Tuesday, March 6, 2012

"Starlight"

There are a few songs that I can listen to again, again, and again.  I'm sure many people have these songs.  They are songs that are tied to particular events; they may help put people in certain moods.  What I have been most interested in recently is how certain songs or tunes give expression to certain emotions.    The music becomes a vehicle by which the unspeakable is expressed--unspeakable joy, exuberance, anger, melancholy, pain. 

When I listen to music for the work it does on me emotionally, the song I most readily turn to is "Starlight" by the Wailin' Jennys.  (Below is a youtube video with the song and lyrics, but I ask you not look at the video; the background picture will be distracting.)

When a song or tune rocks me to the core, I can't help but close my eyes and sink in to the experience of the music.  But a peculiar part of my experience of music is that songs rarely take me back to a particular place in my own memory, but to a place the song creates.  It is in this space that the song creates that I remember past emotions.  In hearing a new song that seems to promise to touch somewhere deep within me, I close my eyes to see where the music will take me.

This song brings me to the middle of a snowy field at night, a clearing miles wide surrounded by forest.  The only light is ambient.  Stars shine brightly against pitch black moonless night; the snow reflects the light back up to its source, as only snow can. The cold air is oppressive and makes breathing difficult. There are signs of civilization in the distance--power lines with no origin or destination in sight--but they seem so far off, and in the emotive space created by this song, civilization is not good enough.  Home--warmth-- is what I long for.  I imagine beginning to walk...in any direction... but never quite making it out of the field.  Yet the movement itself is important; the attempt to leave the frozen fields keeps some sense of hope alive.
The closest approximation to my mind's eye's view.

That sense of hope is a feeling muted in the song, but it is there.  This is not a song describing the hopeless, although I imagine that it is a song that would speak to one in pain and despair.  The song speaks of victimization, brokenness, pain, coldness, the dark night of existence...but...there is also resilience.  The lyrics and tune are plaintive, yet insistent.  A cry of defiance against the night after naming the pain.  "Take us home."

I was reminded of this song, and the images it conjures for me, a few months ago.  I've always experienced this song in my mind.  In my mind I've stood in the field.  I've laid in the snow staring at the stars.
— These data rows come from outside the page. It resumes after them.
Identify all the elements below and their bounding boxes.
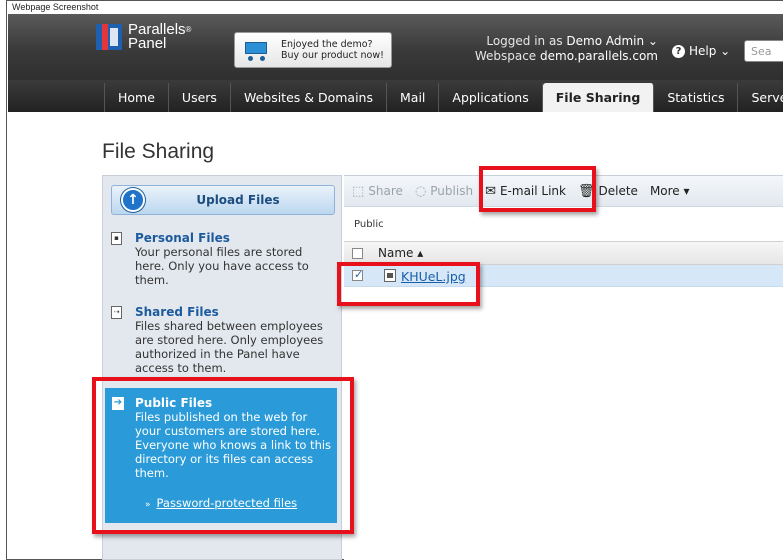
share-button[interactable]: ⬚ Share — [352, 184, 403, 199]
tab-users[interactable]: Users — [169, 83, 231, 112]
select-all-checkbox[interactable] — [352, 248, 363, 259]
page-title: File Sharing — [102, 140, 215, 163]
highlight-email-link — [479, 166, 596, 212]
screenshot-caption: Webpage Screenshot — [12, 2, 99, 12]
file-browser: ⬚ Share ◌ Publish ✉ E-mail Link 🗑 Delete… — [344, 175, 783, 560]
parallels-logo[interactable]: Parallels® Panel — [96, 21, 192, 52]
tab-home[interactable]: Home — [104, 83, 169, 112]
shopping-cart-icon — [241, 38, 273, 62]
tab-file-sharing[interactable]: File Sharing — [542, 83, 655, 112]
personal-file-icon: ▪ — [111, 232, 122, 245]
highlight-public-files — [92, 377, 354, 534]
shared-file-icon: ⇢ — [111, 306, 122, 319]
parallels-logo-icon — [96, 24, 122, 50]
tab-statistics[interactable]: Statistics — [654, 83, 739, 112]
user-menu[interactable]: Demo Admin ⌄ — [566, 34, 658, 48]
upload-files-button[interactable]: ↑ Upload Files — [111, 185, 335, 215]
webspace-selector[interactable]: demo.parallels.com — [540, 49, 658, 63]
nav-tabs: Home Users Websites & Domains Mail Appli… — [104, 83, 783, 112]
publish-button[interactable]: ◌ Publish — [415, 184, 473, 199]
parallels-logo-text: Parallels® Panel — [128, 21, 192, 52]
tab-server[interactable]: Serve — [738, 83, 783, 112]
help-button[interactable]: ? Help ⌄ — [672, 44, 730, 58]
tab-applications[interactable]: Applications — [439, 83, 543, 112]
promo-text: Enjoyed the demo? Buy our product now! — [281, 39, 384, 61]
more-menu[interactable]: More ▾ — [650, 184, 690, 198]
help-icon: ? — [672, 44, 685, 58]
highlight-file-row — [337, 262, 480, 306]
share-icon: ⬚ — [352, 183, 365, 199]
name-column-header[interactable]: Name ▴ — [378, 246, 423, 260]
user-info: Logged in as Demo Admin ⌄ Webspace demo.… — [474, 34, 658, 63]
sidebar-item-personal-files[interactable]: ▪ Personal Files Your personal files are… — [111, 231, 339, 287]
breadcrumb[interactable]: Public — [354, 219, 384, 230]
main-nav: Home Users Websites & Domains Mail Appli… — [8, 80, 783, 112]
tab-websites-domains[interactable]: Websites & Domains — [231, 83, 387, 112]
publish-icon: ◌ — [414, 183, 427, 199]
tab-mail[interactable]: Mail — [387, 83, 440, 112]
buy-product-banner[interactable]: Enjoyed the demo? Buy our product now! — [234, 32, 392, 68]
sidebar-item-shared-files[interactable]: ⇢ Shared Files Files shared between empl… — [111, 305, 339, 375]
search-input[interactable]: Sea — [744, 40, 783, 62]
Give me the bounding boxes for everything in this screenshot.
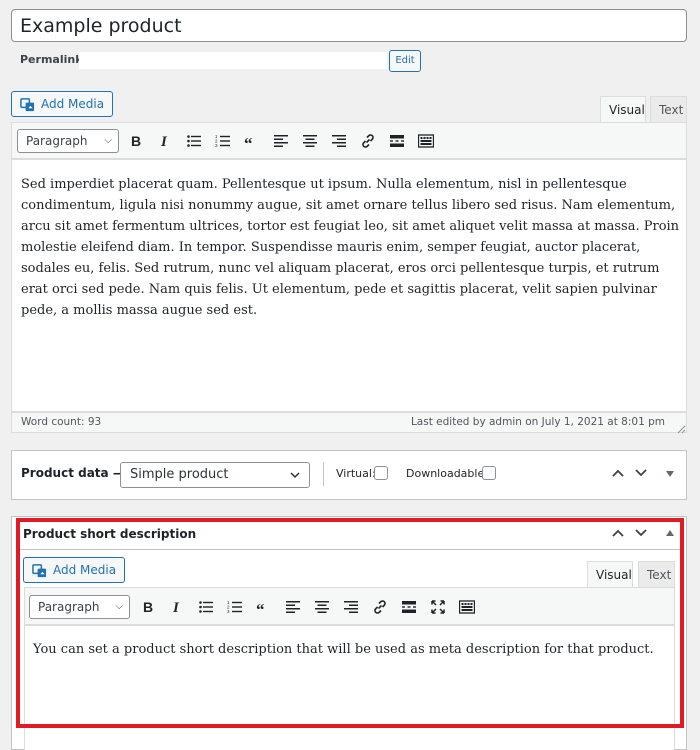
add-media-label: Add Media <box>41 97 105 111</box>
link-icon[interactable] <box>357 130 379 152</box>
svg-text:B: B <box>131 133 141 149</box>
product-type-value: Simple product <box>130 467 229 482</box>
align-center-icon[interactable] <box>299 130 321 152</box>
align-right-icon[interactable] <box>328 130 350 152</box>
svg-text:3: 3 <box>215 143 218 148</box>
product-title-input[interactable]: Example product <box>11 9 687 42</box>
toggle-panel-icon[interactable] <box>665 470 675 478</box>
numbered-list-icon[interactable]: 123 <box>212 130 234 152</box>
bulleted-list-icon[interactable] <box>183 130 205 152</box>
read-more-icon[interactable] <box>386 130 408 152</box>
align-left-icon[interactable] <box>270 130 292 152</box>
highlight-frame <box>16 518 684 728</box>
italic-icon[interactable]: I <box>154 130 176 152</box>
chevron-down-icon: ⌵ <box>104 135 112 146</box>
resize-handle-icon[interactable] <box>676 424 686 434</box>
main-editor-content: Sed imperdiet placerat quam. Pellentesqu… <box>21 177 680 318</box>
svg-text:“: “ <box>244 134 253 149</box>
permalink-label: Permalink: <box>20 53 87 66</box>
virtual-label: Virtual: <box>336 467 376 480</box>
last-edited: Last edited by admin on July 1, 2021 at … <box>410 416 665 428</box>
virtual-checkbox[interactable] <box>374 466 388 480</box>
divider <box>323 462 324 486</box>
editor-status-bar: Word count: 93 Last edited by admin on J… <box>11 412 687 433</box>
svg-text:I: I <box>160 134 168 149</box>
chevron-down-icon <box>289 463 301 496</box>
move-up-icon[interactable] <box>611 468 625 478</box>
move-down-icon[interactable] <box>634 468 648 478</box>
format-select[interactable]: Paragraph ⌵ <box>17 129 119 153</box>
media-icon <box>20 98 35 112</box>
tab-text[interactable]: Text <box>650 96 687 123</box>
format-select-value: Paragraph <box>26 134 88 148</box>
toolbar-toggle-icon[interactable] <box>415 130 437 152</box>
product-type-select[interactable]: Simple product <box>120 462 310 488</box>
bold-icon[interactable]: B <box>125 130 147 152</box>
blockquote-icon[interactable]: “ <box>241 130 263 152</box>
add-media-button[interactable]: Add Media <box>11 91 114 117</box>
product-data-label: Product data — <box>21 466 125 480</box>
main-editor-content-area[interactable]: Sed imperdiet placerat quam. Pellentesqu… <box>11 159 687 412</box>
main-editor-toolbar: Paragraph ⌵ B I 123 “ <box>11 122 687 159</box>
tab-visual[interactable]: Visual <box>600 96 646 123</box>
permalink-edit-button[interactable]: Edit <box>389 50 421 72</box>
downloadable-label: Downloadable: <box>406 467 488 480</box>
permalink-url[interactable] <box>79 52 387 69</box>
word-count: Word count: 93 <box>21 416 102 428</box>
downloadable-checkbox[interactable] <box>482 466 496 480</box>
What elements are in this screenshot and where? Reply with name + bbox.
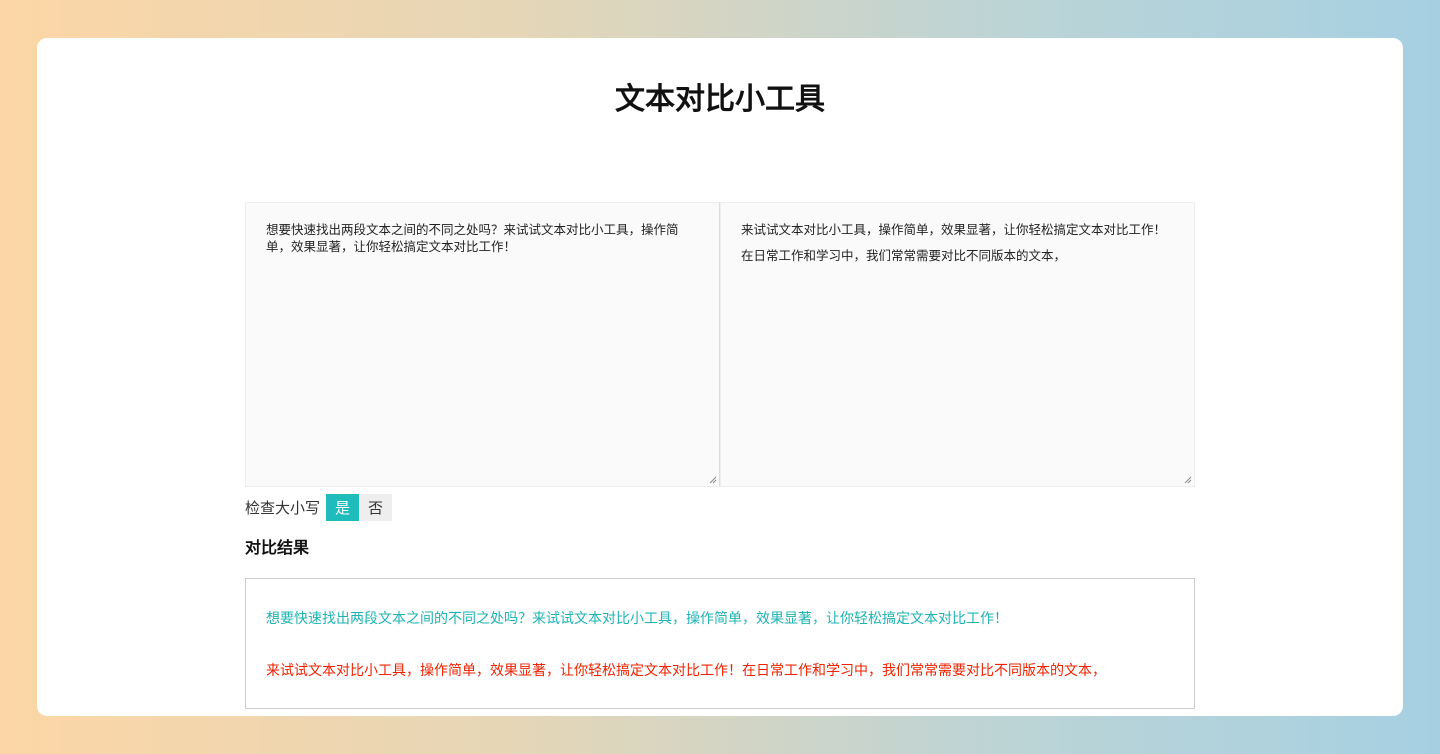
- left-text-paragraph: 想要快速找出两段文本之间的不同之处吗？来试试文本对比小工具，操作简单，效果显著，…: [266, 222, 679, 254]
- right-text-paragraph: 来试试文本对比小工具，操作简单，效果显著，让你轻松搞定文本对比工作！: [741, 222, 1167, 237]
- result-panel: 想要快速找出两段文本之间的不同之处吗？来试试文本对比小工具，操作简单，效果显著，…: [245, 578, 1195, 709]
- case-check-no-button[interactable]: 否: [359, 493, 393, 521]
- case-check-row: 检查大小写 是 否: [245, 493, 393, 521]
- right-text-input[interactable]: 来试试文本对比小工具，操作简单，效果显著，让你轻松搞定文本对比工作！ 在日常工作…: [720, 202, 1195, 487]
- result-line-added: 想要快速找出两段文本之间的不同之处吗？来试试文本对比小工具，操作简单，效果显著，…: [266, 611, 1008, 627]
- right-text-paragraph: 在日常工作和学习中，我们常常需要对比不同版本的文本，: [741, 248, 1067, 263]
- main-card: 文本对比小工具 想要快速找出两段文本之间的不同之处吗？来试试文本对比小工具，操作…: [37, 38, 1403, 716]
- resize-grip-icon[interactable]: [709, 476, 717, 484]
- page-title: 文本对比小工具: [615, 82, 825, 117]
- case-check-label: 检查大小写: [245, 498, 321, 517]
- result-line-removed: 来试试文本对比小工具，操作简单，效果显著，让你轻松搞定文本对比工作！在日常工作和…: [266, 663, 1106, 679]
- editor-pair: 想要快速找出两段文本之间的不同之处吗？来试试文本对比小工具，操作简单，效果显著，…: [245, 202, 1195, 487]
- left-text-input[interactable]: 想要快速找出两段文本之间的不同之处吗？来试试文本对比小工具，操作简单，效果显著，…: [245, 202, 720, 487]
- resize-grip-icon[interactable]: [1184, 476, 1192, 484]
- result-heading: 对比结果: [245, 538, 310, 557]
- case-check-yes-button[interactable]: 是: [326, 493, 360, 521]
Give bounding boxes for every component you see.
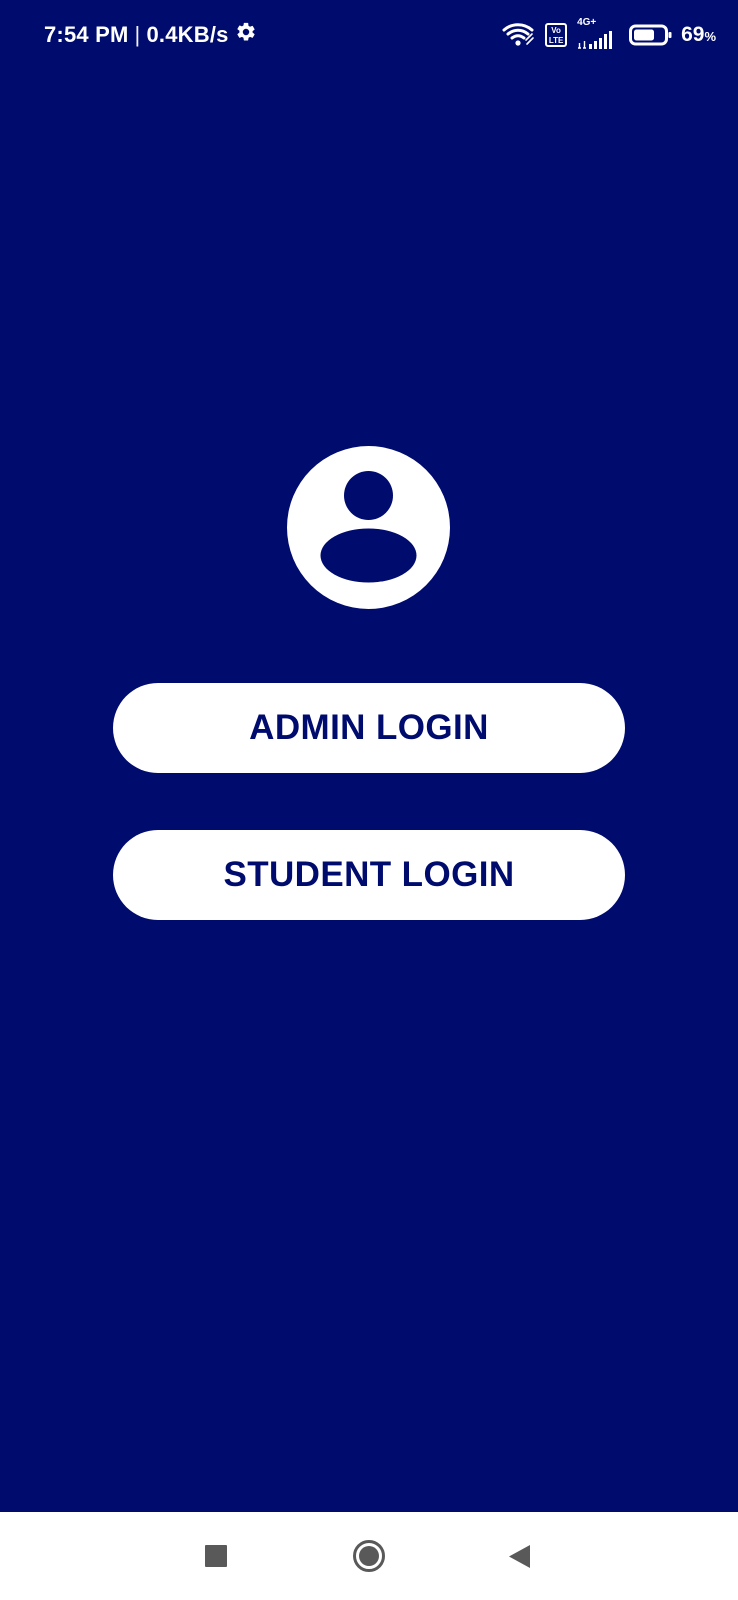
battery-icon bbox=[629, 23, 673, 47]
volte-icon: Vo LTE bbox=[545, 23, 568, 47]
status-left-group: 7:54 PM | 0.4KB/s bbox=[44, 20, 257, 50]
network-type-label: 4G+ bbox=[577, 17, 597, 28]
mobile-signal-group: 4G+ bbox=[577, 17, 619, 50]
gear-icon bbox=[235, 21, 257, 49]
home-circle-icon[interactable] bbox=[352, 1539, 386, 1573]
square-icon[interactable] bbox=[205, 1545, 227, 1567]
battery-status: 69% bbox=[629, 23, 716, 47]
admin-login-button[interactable]: ADMIN LOGIN bbox=[113, 683, 625, 773]
status-right-group: Vo LTE 4G+ 69% bbox=[501, 18, 716, 52]
battery-level: 69% bbox=[681, 23, 716, 47]
user-avatar-icon bbox=[287, 446, 450, 609]
navigation-bar bbox=[0, 1512, 738, 1600]
student-login-button[interactable]: STUDENT LOGIN bbox=[113, 830, 625, 920]
signal-icon bbox=[577, 30, 619, 50]
status-separator: | bbox=[134, 22, 141, 47]
battery-percent-sign: % bbox=[704, 29, 716, 44]
network-speed: 0.4KB/s bbox=[146, 22, 229, 47]
status-time: 7:54 PM bbox=[44, 22, 129, 47]
back-triangle-icon[interactable] bbox=[508, 1544, 532, 1569]
wifi-icon bbox=[501, 22, 535, 48]
status-bar: 7:54 PM | 0.4KB/s Vo LTE 4G+ 69% bbox=[0, 0, 738, 70]
battery-level-number: 69 bbox=[681, 23, 705, 46]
I've felt the heat of my body desert me for the surrounding air and the ground in that field, leaving me chilled.  I've walked with only the sound of boots crunching the snow in my ears. But I have never seen this field in what is commonly called reality. That changed in January.  

I was riding in the back of a friend's car on a trip to a retreat.  We were driving at night, due north from New Haven into Massachusetts.  Near the state line the urban landscape became rural and we crossed into snowy ground.  It was a welcome sight for me.  I am not often in the back seat on road trips anymore, but I took it as something of a treat that night.  We passed fields I have only imagined in listening to this particular song.  Sure, I have seen plenty of snow in my time in New Haven, but this was different.  In New Haven, snow becomes brown in a day, and nowhere qualifies as deserted. But here...along this road... moments would sometimes pass where, aside from the headlights and instrument panel of the care I was in, stars and moon were the only lights falling on fields of undisturbed snow.  I pressed my hand against the window, and felt the heat leave my body.  The song jumped into the realm of the intellectual, then reactivated the realm of the emotional, and finally entered the realm of the physical.  The song was finally in the flesh...in my flesh...a living expression of melancholies in which I have found myself.  

That night, I didn't find myself experiencing the melancholies and pain that I have taken with me to the snowy field.  I remembered them, like running my hand over healed scars, but they were not opened by the experience. Now I listen to the song to remind me of the reality of pain (and I know there will be a time that  I will return to the song for its expression of a truth within me); but the need for resilience is what is at the forefront in the song for me.  

And, now, I'm not in the middle of the field.  I've walked quite a distance...towards a light long ago seen, and it beckons still.